De La Torre says such readings from marginalized people cannot be dismissed as interesting perspectives that add some “color” to Bible study. Rather, they take priority over other interpretations, because Jesus’ primary audience was the outcasts of society. Those who are disenfranchised are in a better position to understand the biblical text because they understand what it’s like to survive in a social context designed to benefit others at their expense, he says.
De La Torre contends that much of the doctrinal infighting that divides American Christians is the result of a metaphoric reading of the Bible. “When people ask me if God created the world in seven days, I say ‘Who gives a rip?'” he said. “That’s a question we have the luxury to ask if we’re not hungry. If we’re hungry the question is ‘Am I going to have to wait seven days to eat?'”
De La Torre points out that the Bible has been misused over the centuries to protect power and privilege and to justify ethnic cleansing. How then can Christians who benefit from the oppression of others continue to rely on the Bible’s authority in matters of ethics? De La Torre says the key is to recognize that the Bible is the witness to God’s revelation but is written from the social location of different authors. God’s fullest revelation is found in Jesus, meaning the best way to interpret the Scripture is in light of the life, death and resurrection of Christ.
For De La Torre, the litmus test of whether to apply a Bible passage is John 10:10, where Jesus says “I came that they may have life, and have it abundantly.”
“Simply put, if a biblical interpretation prevents life from being lived abundantly by a segment of the population or, worse, if it brings death, then it is anti-gospel,” he writes. “Only interpretations that empower all elements of humanity, offering abundant life in the here-now, as opposed to the here-after, are biblically sound.”
De La Torre told 13 ministerial leaders invited to a two-day seminar near Birmingham–sponsored by the Baptist Center for Ethics with a grant from the Louisville Institute–that churches need to consider how much they are willing to change in order to be able to reach the world.
Americans rightly grieve the 3,000 lives lost in terrorist attacks on the Twin Towers on Sept. 11, 2001, he said, but nearly as many children die every day from preventable diseases and hunger around the world. “We accept that as normal,” he said. “We don’t even think about it. Their picture doesn’t appear in the newspaper. It becomes a part of life…. Where are the tears for these children?”

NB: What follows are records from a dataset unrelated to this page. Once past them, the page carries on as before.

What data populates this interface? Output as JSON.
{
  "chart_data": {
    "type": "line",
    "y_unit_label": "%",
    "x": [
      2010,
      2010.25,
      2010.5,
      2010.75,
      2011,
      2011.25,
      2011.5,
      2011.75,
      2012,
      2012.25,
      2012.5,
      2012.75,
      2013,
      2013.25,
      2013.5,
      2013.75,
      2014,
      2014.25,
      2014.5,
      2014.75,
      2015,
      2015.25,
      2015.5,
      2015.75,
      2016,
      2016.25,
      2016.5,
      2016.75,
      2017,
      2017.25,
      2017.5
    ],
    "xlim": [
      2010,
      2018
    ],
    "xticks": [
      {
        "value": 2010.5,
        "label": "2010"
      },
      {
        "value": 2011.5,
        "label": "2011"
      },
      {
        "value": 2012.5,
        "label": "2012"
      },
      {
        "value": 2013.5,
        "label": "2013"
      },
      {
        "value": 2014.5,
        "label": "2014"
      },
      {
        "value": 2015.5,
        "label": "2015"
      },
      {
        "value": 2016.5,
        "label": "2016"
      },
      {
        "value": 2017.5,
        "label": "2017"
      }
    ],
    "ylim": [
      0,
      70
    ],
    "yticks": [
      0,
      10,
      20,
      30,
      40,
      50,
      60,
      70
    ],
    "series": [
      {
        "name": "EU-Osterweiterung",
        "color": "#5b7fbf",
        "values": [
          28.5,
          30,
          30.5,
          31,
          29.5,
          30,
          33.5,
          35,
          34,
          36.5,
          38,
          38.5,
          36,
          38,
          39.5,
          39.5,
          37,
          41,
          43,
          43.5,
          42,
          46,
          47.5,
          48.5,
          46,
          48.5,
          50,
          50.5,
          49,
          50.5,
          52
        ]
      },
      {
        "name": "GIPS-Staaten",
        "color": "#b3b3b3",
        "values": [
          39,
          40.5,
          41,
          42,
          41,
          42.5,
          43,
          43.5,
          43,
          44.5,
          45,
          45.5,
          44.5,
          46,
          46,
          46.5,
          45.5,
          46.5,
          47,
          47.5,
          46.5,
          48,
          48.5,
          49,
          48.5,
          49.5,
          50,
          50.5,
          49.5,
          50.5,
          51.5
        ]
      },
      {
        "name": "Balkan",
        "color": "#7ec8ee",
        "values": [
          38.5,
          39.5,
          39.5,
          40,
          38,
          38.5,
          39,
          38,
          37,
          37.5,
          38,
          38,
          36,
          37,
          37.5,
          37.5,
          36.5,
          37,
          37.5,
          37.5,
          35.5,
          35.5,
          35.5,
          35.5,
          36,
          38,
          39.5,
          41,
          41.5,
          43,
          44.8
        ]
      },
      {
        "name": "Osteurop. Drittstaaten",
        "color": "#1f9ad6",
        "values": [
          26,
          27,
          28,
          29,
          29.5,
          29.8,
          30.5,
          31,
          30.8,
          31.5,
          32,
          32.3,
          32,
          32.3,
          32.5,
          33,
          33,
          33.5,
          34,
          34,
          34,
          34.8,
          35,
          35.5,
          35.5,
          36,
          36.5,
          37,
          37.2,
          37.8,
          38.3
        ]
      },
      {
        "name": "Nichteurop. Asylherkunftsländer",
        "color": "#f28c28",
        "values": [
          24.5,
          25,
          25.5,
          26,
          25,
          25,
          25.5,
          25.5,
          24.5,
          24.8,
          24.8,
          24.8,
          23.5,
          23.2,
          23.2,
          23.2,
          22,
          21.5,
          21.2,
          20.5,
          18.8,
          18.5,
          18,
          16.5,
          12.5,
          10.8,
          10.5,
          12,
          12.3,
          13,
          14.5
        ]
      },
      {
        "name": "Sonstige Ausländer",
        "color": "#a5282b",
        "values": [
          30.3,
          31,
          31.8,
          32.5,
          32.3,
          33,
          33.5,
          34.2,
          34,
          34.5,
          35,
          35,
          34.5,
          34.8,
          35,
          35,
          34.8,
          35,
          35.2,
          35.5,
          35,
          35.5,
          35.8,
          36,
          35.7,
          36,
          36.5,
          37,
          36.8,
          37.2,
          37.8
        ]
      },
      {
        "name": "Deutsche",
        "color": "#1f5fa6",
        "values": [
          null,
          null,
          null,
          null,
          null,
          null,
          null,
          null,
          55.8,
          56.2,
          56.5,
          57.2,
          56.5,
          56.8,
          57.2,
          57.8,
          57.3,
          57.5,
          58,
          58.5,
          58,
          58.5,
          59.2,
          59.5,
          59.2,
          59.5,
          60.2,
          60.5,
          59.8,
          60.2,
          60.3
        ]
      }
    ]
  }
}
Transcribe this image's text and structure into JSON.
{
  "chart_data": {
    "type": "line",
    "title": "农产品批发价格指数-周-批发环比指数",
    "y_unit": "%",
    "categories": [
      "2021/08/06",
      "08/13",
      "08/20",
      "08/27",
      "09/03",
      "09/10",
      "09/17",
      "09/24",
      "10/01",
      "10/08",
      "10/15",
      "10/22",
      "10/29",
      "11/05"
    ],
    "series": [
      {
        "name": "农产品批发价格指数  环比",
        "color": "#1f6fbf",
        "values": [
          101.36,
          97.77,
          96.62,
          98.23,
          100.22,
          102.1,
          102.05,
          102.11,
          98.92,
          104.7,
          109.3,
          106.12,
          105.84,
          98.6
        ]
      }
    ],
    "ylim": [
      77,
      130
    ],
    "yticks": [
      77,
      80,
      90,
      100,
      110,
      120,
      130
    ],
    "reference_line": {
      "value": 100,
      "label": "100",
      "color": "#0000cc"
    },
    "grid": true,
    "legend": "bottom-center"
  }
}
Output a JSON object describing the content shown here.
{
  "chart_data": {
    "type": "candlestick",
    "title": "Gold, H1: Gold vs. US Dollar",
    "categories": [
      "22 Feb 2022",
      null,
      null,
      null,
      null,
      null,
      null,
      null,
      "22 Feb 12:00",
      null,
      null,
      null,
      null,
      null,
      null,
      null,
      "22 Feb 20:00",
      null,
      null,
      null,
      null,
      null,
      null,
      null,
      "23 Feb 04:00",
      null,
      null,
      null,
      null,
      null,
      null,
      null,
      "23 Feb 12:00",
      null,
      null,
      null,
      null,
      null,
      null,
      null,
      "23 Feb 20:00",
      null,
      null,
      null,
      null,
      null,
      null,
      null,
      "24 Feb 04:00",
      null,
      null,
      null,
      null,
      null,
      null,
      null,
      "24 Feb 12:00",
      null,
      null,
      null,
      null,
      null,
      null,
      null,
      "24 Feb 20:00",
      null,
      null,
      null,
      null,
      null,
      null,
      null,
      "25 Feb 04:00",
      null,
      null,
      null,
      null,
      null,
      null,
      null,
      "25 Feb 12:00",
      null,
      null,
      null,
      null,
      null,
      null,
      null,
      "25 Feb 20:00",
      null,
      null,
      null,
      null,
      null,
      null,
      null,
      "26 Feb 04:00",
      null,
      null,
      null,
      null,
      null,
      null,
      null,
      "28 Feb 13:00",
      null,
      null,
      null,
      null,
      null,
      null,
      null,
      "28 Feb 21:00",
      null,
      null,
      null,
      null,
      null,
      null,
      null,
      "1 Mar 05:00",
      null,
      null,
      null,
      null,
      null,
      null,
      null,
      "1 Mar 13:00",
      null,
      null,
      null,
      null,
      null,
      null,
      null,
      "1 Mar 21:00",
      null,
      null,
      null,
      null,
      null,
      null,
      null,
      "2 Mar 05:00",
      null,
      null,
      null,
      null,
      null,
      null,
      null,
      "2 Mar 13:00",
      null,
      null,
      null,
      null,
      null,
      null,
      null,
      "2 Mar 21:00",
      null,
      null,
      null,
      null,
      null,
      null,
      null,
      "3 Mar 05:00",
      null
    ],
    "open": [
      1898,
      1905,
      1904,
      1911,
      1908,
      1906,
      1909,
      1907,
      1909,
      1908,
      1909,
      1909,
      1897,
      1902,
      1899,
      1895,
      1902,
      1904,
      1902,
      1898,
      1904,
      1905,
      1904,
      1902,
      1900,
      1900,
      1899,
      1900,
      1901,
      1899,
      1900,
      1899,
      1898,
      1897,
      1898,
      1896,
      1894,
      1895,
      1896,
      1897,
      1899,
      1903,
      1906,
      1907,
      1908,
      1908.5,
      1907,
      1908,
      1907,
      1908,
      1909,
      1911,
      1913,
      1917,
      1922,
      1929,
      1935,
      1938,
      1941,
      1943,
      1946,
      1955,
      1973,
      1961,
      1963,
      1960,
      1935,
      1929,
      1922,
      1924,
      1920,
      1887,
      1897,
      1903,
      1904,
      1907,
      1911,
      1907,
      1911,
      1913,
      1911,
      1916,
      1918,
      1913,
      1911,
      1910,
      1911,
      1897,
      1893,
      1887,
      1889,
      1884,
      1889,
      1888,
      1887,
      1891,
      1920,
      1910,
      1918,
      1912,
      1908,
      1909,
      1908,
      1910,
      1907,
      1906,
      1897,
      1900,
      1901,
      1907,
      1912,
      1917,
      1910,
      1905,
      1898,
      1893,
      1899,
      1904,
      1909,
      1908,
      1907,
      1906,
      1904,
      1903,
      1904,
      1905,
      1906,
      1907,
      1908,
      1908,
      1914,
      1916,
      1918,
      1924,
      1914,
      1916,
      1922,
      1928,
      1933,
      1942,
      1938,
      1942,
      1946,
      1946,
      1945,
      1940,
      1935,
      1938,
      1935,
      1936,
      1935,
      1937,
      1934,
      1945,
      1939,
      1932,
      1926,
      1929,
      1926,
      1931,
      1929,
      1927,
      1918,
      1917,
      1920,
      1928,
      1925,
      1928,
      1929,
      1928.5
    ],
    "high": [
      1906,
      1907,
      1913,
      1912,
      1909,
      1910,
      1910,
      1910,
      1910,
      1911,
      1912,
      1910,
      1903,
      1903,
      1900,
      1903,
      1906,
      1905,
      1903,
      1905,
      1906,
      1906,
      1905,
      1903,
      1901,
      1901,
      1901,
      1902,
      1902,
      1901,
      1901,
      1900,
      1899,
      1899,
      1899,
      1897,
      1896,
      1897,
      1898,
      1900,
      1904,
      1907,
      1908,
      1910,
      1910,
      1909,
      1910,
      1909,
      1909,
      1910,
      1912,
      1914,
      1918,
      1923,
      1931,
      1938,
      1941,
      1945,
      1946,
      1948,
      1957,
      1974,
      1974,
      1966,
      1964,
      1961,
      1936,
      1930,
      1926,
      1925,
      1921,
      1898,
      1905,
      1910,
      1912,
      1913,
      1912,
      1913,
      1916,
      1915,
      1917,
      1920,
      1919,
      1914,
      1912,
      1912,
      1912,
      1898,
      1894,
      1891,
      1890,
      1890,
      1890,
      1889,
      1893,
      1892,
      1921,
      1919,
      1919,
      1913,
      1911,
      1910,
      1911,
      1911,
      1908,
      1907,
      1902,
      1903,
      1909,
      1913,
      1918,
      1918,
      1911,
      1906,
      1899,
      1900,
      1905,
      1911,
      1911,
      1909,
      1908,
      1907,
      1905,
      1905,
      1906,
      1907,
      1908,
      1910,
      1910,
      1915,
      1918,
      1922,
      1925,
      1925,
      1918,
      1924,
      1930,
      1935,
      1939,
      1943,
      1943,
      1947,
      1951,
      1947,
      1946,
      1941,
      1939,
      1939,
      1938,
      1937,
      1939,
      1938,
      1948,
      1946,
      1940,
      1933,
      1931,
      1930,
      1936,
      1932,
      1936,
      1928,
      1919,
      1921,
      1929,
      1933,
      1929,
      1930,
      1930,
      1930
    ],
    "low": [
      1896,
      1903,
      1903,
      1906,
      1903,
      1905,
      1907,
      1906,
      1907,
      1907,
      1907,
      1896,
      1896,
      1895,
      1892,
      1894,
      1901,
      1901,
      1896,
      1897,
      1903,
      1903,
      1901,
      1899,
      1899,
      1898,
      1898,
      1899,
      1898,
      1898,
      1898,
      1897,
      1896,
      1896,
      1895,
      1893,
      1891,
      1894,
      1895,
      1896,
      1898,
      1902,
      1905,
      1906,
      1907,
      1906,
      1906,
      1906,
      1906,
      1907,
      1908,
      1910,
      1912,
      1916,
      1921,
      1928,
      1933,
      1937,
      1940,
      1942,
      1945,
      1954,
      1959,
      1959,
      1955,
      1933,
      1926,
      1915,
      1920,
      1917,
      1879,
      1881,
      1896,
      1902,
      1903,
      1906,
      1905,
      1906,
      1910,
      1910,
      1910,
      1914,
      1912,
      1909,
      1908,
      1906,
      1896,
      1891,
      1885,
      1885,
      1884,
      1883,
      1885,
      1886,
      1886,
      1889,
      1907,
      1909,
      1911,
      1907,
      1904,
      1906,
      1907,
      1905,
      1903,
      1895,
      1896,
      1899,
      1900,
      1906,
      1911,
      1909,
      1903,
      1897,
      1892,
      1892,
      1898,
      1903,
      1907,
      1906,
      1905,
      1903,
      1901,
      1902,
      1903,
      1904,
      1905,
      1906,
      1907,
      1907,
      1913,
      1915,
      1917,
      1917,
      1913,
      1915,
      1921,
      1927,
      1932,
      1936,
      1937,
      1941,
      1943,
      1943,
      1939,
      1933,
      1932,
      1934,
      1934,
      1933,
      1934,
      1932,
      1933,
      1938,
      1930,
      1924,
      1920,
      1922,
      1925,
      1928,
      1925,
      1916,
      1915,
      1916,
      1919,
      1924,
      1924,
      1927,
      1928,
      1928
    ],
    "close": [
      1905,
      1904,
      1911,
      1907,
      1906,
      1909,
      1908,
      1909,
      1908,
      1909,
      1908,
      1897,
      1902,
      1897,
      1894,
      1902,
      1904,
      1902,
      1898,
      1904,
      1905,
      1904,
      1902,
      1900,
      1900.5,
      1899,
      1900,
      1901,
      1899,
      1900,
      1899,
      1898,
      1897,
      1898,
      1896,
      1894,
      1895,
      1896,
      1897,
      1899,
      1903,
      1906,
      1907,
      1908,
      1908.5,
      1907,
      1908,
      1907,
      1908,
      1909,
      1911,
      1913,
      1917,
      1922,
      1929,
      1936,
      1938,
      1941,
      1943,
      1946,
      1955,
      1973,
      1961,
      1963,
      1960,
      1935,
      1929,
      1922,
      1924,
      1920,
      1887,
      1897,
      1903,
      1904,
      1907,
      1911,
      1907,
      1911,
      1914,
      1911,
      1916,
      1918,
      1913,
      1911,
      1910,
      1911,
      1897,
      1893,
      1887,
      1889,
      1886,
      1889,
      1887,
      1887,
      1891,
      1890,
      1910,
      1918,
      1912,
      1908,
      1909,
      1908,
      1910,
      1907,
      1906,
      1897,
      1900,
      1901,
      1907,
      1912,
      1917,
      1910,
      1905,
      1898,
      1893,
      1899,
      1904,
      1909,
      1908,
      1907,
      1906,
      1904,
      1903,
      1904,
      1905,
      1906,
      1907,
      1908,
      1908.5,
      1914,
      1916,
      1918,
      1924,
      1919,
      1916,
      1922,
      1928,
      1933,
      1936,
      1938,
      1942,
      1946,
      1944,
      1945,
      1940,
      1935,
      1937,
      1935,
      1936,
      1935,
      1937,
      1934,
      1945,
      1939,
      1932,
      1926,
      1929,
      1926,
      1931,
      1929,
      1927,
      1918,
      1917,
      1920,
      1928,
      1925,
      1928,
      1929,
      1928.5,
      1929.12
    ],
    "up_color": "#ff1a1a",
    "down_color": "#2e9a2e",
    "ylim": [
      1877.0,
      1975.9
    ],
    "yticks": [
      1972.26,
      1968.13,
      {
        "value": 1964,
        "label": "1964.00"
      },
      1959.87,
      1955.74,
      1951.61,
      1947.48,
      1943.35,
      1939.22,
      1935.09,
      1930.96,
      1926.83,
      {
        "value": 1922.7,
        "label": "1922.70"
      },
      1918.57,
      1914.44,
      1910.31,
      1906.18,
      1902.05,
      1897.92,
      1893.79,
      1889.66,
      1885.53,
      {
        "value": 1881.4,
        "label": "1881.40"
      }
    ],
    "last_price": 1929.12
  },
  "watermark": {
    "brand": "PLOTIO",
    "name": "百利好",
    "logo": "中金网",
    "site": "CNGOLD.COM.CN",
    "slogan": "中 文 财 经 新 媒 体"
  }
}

De La Torre says when churches start listening to the voices of marginalized persons, those persons will invest themselves more in institutionalized Christianity. “If someone hears my voice, I’m interested in that,” he said. “If instead they’re only interested in converting me to what they believe, I’m not as willing to commit.”
The ultimate goal of reading the Bible from the margins, he says, is not for the oppressed to take over dominant social structures, and in turn become oppressors, but to dismantle structures that benefit one class over another altogether.
A key step in “learning to read” from the margins is to examine the meaning of words, De La Torre says. The dictionary defines racism, for example, as the “belief” that one’s race is superior to another. The problem, De La Torre says, is that practically no one believes that anymore, yet racism is real.
For him, the key question to ask is “How much are we still in complicity with structures that benefit us because of racism?”
Bob Allen is managing editor of EthicsDaily.com.